Per tradition, the Brazilian leader speaks first and is followed by the U.S. president. That provides an opportunity to at least swap pleasantries backstage. Bolsonaro’s administration has been working to demonstrate to Joe Biden its heightened commitment to stemming Amazon deforestation, and he may herald recent preliminary results pointing in the right direction.

Although a Brazilian foreign minister has spoken at the General Assembly in lieu of the president dozens of times, that isn’t in Bolsonaro’s interest, given global scorn for his environmental track record, his authoritarian impulses and his alleged mismanagement of the pandemic, said Maurício Santoro, a professor of political science and international relations.

Bolsonaro’s international image is so bad that addressing the assembly “could be an opportunity for him to try to deliver a better message about himself to the world,” said Santoro, who teaches at the State University of Rio de Janeiro. “It’s important for him to go there.”

Bolsonaro spent months sowing doubt about vaccines, especially the one produced by Chinese firm Sinovac.
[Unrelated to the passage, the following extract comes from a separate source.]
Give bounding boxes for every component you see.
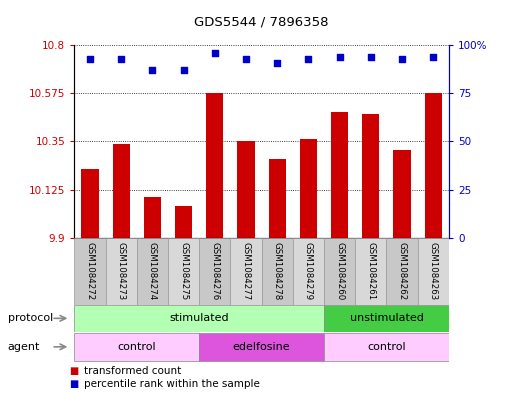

He also warned that there would be no legal recourse against Pfizer for anyone suffering side effects. Women might grow beards and men’s voices turn high-pitched, he joked. People could even transform into alligators.

The president’s skepticism initially resonated among his base and in some of Brazil’s less-educated communities, but ultimately it did little to dampen Brazilians’ desire for vaccines. Recent polls show about 9 of 10 people have either been vaccinated for plan to do so. Some have mocked Bolsonaro’s far-fetched claims by rolling up their sleeves while dressed in alligator costumes.

The government changed tack and began promoting vaccines, and the effort paid off. A greater share of Brazil’s population has now received first shots than in the U.S.

Many are doubtful that Bolsonaro is unvaccinated, including Santoro.

“Perhaps he received a vaccine, but doesn’t want to tell his supporters, because he spoke against vaccines for so many months,” Santoro said.

Publicly, anyway, Bolsonaro remains reticent -- even after he tested positive for COVID-19 last year.

“Why take the vaccine? To have antibodies, isn’t that right? My antibody levels are way up high,” he said Thursday night. “After everybody in Brazil is vaccinated, I’ll decide.”